Per ulteriori informazioni su SQL Server Management Objects (SMO), vedere SQL Server Management Objects (SMO) nella documentazione online di SQL Server.
SQL Server Migration Assistant (SSMA)
A partire da SQL Server Migration Assistant 2008 per Access versione 4.2, in SSMA è consentita la migrazione di schemi e dati Microsoft Access a Database SQL di Windows Azure ed è disponibile il supporto per i database Access 2010.
In Microsoft SQL Server Migration Assistant 2008 per MySQL versione 1.0 è supportata la migrazione di schemi e dati MySQL a Database SQL di Windows Azure.

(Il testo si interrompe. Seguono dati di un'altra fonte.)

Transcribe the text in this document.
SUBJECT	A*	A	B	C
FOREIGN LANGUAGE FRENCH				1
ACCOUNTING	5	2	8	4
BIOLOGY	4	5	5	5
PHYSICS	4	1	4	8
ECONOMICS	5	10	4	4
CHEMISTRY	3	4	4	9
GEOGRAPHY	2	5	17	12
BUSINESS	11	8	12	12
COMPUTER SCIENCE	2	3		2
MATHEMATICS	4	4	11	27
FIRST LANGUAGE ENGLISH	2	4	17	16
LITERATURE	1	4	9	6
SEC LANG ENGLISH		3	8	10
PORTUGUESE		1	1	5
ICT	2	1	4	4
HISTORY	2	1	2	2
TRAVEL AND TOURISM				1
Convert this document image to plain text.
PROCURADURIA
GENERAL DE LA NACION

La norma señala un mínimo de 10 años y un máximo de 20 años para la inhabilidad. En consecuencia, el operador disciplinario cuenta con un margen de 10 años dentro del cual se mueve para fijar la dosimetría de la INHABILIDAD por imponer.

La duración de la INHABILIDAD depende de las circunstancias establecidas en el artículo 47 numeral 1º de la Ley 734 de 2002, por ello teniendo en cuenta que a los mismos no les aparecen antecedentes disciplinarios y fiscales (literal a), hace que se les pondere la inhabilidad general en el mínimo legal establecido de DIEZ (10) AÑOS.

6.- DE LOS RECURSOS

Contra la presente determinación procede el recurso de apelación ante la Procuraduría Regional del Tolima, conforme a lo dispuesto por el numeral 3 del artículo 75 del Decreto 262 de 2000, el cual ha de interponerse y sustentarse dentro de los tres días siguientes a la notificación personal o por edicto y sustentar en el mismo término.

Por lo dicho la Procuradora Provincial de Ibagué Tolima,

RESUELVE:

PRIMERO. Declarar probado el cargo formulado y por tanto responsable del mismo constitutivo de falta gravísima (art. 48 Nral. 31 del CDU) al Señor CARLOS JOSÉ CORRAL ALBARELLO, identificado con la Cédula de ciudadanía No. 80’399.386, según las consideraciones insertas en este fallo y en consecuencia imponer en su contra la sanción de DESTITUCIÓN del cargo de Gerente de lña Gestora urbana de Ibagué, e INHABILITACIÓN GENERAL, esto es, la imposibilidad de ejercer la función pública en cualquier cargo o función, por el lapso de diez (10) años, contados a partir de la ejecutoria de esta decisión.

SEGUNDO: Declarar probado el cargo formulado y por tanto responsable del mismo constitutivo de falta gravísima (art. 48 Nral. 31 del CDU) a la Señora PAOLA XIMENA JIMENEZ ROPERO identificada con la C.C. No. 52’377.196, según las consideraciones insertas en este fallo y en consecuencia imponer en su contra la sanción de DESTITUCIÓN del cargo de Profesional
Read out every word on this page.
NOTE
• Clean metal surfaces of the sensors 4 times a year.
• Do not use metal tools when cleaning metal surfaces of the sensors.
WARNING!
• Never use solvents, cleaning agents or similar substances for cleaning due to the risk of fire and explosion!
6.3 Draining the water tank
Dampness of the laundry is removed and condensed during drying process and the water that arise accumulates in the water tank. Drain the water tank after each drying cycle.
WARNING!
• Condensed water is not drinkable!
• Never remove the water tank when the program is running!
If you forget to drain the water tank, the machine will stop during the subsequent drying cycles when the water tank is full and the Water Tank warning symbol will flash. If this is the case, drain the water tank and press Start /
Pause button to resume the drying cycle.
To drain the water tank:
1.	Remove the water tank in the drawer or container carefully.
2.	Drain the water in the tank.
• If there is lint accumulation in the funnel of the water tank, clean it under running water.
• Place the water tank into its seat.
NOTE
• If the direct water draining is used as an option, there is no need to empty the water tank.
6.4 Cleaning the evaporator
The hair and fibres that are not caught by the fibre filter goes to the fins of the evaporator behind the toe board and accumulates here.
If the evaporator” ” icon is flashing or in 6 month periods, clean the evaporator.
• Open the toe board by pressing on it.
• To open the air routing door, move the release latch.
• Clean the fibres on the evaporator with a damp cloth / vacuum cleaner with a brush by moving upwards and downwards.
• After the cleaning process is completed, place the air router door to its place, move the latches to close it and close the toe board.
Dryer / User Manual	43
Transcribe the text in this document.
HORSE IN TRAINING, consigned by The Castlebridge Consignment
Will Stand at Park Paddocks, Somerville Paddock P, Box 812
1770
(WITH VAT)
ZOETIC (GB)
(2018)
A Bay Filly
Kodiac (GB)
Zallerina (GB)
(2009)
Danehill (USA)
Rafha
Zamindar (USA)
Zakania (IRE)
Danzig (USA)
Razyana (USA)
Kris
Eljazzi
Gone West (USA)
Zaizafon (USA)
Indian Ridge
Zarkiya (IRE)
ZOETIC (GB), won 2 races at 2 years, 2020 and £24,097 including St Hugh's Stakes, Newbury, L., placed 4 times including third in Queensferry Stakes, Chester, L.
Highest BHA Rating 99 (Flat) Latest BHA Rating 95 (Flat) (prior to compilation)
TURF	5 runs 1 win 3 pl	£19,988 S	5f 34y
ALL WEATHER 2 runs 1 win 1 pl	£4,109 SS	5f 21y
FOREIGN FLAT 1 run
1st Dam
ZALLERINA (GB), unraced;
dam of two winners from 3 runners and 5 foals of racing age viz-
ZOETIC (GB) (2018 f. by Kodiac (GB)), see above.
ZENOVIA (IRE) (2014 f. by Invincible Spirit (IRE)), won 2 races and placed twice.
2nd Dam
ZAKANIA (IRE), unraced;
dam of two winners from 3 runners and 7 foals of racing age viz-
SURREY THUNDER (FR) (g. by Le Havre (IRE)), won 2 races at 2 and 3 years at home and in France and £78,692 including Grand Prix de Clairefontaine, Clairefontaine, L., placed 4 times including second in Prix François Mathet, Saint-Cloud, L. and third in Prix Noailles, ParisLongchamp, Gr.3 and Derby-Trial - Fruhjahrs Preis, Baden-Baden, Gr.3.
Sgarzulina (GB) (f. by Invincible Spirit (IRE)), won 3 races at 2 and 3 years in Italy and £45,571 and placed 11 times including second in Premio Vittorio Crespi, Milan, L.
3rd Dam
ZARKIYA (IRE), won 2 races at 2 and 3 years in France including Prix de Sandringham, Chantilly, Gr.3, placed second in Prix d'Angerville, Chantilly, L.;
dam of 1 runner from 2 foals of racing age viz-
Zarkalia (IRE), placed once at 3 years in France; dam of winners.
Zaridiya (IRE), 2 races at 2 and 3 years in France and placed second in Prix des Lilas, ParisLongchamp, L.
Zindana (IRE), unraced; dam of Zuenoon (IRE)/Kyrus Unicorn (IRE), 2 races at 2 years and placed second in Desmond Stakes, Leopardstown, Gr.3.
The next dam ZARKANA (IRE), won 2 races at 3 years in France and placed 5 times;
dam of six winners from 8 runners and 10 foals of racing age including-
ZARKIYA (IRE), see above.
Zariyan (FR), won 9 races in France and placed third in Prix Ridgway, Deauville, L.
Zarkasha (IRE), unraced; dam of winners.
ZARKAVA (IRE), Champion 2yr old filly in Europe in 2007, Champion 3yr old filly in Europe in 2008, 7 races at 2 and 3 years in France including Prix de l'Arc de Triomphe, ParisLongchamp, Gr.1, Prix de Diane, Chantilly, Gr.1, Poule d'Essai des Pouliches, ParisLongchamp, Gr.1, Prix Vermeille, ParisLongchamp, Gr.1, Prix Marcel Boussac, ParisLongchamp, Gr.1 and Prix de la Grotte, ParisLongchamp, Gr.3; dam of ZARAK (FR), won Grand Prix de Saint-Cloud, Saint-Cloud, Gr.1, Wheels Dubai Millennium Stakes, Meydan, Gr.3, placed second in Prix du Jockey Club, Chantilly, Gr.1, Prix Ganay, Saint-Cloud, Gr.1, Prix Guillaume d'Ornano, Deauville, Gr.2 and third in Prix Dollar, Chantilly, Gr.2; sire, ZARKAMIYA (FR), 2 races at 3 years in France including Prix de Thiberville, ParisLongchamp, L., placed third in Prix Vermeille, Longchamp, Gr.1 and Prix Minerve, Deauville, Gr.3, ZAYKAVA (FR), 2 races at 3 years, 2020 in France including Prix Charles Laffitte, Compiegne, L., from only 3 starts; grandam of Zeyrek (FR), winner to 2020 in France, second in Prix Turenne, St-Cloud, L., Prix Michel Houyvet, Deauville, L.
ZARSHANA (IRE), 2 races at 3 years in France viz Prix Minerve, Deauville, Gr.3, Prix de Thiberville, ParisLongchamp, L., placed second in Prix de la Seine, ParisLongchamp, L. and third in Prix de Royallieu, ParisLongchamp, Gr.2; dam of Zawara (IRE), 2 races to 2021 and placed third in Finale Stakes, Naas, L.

Per ulteriori informazioni su SQL Server Migration Assistant (SSMA), vedere Migrazione a SQL Server 2008 nel sito Web SQL Server.
Microsoft Access
In Microsoft Access 2010 sono supportate le connessioni al Database SQL di Windows Azure tramite ODBC in caso di utilizzo con i driver ODBC SQL Server più recenti. Per ulteriori informazioni, vedere la pagina relativa ad Access 2010 e database SQL di Windows Azure e l'articolo sullo spostamento di dati Access nel cloud nella pagina Wiki di TechNet.
PowerPivot per Excel
PowerPivot per Excel è un componente aggiuntivo che consente di eseguire efficaci analisi di dati in Excel 2010 e disporre di Business Intelligence in modalità self-service direttamente sul desktop. PowerPivot per Excel include una finestra per l'aggiunta e la preparazione dei dati e una scheda PowerPivot nella barra multifunzione di Excel da utilizzare per la modifica dei dati in un foglio di lavoro Excel.
In PowerPivot per Excel è inoltre inclusa una procedura guidata utilizzabile per importare dati da istanze di Database SQL. Per ulteriori informazioni, vedere la pagina relativa a PowerPivot per Excel nella documentazione online di SQL Server.